Ce manque criant de transparence nourrit une inquiétude légitime chez les familles. Pourquoi les parents apprennent-ils ces faits par la presse ou par des réunions d’urgence plutôt que par une communication proactive et honnête des services publics ?
L’Éducation nationale, les mairies et les structures comme les Patronages laïques semblent parfois privilégier la présomption d’innocence et les procédures internes au détriment d’une information claire et rapide des parents.
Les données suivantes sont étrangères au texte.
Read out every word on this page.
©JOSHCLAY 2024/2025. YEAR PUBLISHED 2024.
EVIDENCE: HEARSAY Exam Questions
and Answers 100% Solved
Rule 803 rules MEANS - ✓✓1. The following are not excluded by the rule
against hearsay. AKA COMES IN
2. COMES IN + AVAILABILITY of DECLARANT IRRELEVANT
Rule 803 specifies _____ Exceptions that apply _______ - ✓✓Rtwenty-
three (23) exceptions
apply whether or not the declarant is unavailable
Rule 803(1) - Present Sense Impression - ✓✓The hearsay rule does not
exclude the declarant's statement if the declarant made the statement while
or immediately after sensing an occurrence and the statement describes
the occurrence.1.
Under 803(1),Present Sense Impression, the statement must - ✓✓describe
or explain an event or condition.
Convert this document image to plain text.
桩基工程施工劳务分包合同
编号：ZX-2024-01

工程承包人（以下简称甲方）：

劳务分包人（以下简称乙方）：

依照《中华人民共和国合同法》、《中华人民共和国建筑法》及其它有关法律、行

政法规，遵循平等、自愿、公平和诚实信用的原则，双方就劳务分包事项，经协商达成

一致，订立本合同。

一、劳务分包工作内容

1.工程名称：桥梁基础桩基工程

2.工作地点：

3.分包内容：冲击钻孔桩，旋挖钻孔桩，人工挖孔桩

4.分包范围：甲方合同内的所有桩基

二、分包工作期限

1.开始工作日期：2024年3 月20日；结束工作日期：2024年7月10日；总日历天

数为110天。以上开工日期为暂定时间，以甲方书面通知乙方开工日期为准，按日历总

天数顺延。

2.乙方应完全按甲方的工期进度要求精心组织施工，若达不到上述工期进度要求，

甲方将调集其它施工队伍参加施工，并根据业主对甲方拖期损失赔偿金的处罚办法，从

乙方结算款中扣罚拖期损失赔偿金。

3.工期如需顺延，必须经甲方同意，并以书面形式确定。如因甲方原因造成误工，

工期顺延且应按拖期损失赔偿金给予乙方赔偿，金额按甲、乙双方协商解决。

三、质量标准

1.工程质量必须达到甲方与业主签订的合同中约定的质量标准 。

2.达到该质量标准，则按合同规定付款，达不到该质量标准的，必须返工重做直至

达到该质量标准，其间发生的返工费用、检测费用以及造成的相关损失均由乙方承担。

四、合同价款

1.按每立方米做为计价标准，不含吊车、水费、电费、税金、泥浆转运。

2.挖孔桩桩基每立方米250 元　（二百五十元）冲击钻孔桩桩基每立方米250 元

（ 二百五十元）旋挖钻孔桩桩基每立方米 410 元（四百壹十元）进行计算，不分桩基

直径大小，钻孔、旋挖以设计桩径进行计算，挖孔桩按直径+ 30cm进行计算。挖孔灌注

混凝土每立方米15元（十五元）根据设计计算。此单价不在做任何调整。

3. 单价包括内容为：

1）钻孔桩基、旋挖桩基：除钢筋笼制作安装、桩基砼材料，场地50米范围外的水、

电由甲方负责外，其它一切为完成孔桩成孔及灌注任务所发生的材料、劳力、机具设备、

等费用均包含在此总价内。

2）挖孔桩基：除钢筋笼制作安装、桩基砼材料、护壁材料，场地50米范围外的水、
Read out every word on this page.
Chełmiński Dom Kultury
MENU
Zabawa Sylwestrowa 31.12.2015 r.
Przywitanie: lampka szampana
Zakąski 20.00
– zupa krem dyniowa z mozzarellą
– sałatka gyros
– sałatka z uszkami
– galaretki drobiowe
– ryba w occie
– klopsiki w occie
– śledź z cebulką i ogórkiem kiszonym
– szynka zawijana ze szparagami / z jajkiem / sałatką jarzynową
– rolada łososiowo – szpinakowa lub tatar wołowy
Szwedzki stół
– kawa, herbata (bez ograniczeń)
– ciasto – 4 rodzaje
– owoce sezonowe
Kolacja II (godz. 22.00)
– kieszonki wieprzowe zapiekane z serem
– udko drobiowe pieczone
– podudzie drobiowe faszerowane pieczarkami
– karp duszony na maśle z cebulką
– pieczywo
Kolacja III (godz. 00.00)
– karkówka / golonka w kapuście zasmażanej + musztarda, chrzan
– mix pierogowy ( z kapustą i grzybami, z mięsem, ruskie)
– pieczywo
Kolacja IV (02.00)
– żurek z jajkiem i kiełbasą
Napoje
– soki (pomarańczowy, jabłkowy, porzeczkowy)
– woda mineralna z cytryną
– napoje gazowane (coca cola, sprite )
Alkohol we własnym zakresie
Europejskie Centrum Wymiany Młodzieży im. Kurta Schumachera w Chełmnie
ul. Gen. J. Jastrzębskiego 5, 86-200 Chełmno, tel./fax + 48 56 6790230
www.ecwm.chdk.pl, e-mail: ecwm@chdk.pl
Ce « mur du silence », qualifié d’omerta par de nombreux collectifs de parents, renforce le sentiment que les institutions protègent davantage leur image que la sécurité des enfants. Le vide informationnel sur la nature des signalements, les délais d’enquête et l’absence de suivi systématique laisse les familles seules et frustrées.
Dans un contexte national marqué par des scandales répétés dans le périscolaire, au sein de notre institution judiciaire, la confiance est rompue. Les services publics ne sont plus perçus comme des protecteurs, mais comme négligents, voire complices par omission.
Face à cette inertie, les parents se mobilisent.
Des collectifs « Parents vigilants » se forment un peu partout pour exiger plus de transparence et de sécurité. Ils refusent de s’en remettre aveuglément à des administrations défaillantes.
Devoir d’action : des solutions concrètes
Reconquête, par la voix de Sarah Knafo notamment, place la protection de l’enfance au rang d’urgence absolue. Le parti propose un ensemble de mesures pragmatiques et immédiates pour restaurer la confiance dans l’encadrement périscolaire :
Contrôles renforcés :
•vérification systématique et régulière des animateurs au FIJAIS (fichier des infractions sexuelles) et au casier judiciaire, et non seulement à l’embauche.
•Recours prioritaire aux parents et grands-parents comme animateurs vacataires : un vivier de confiance qui favorise la transmission intergénérationnelle, réduit la solitude des seniors et limite le recours à des profils insuffisamment contrôlés.
•Présence obligatoire de deux adultes : jamais un animateur seul avec un enfant.
•Principe de précaution strict : exclusion immédiate, avec transparence totale envers les parents.
L’objectif est clair : passer d’une logique administrative défensive à une véritable culture de la vigilance proactive.
Reconquête appelle les parents à s’organiser localement : pétitions, participation aux conseils d’école, pression sur les élus, création de réseaux de veille. À Brest comme ailleurs, les affaires en cours doivent servir de déclic.
Le silence institutionnel ne doit pas paralyser l’action. Les familles ont le devoir légitime de protéger leurs enfants. Il est temps d’exiger des audits indépendants, une communication sans filtre et un nouveau standard de responsabilité publique.
La protection de l’enfance ne souffre aucun compromis.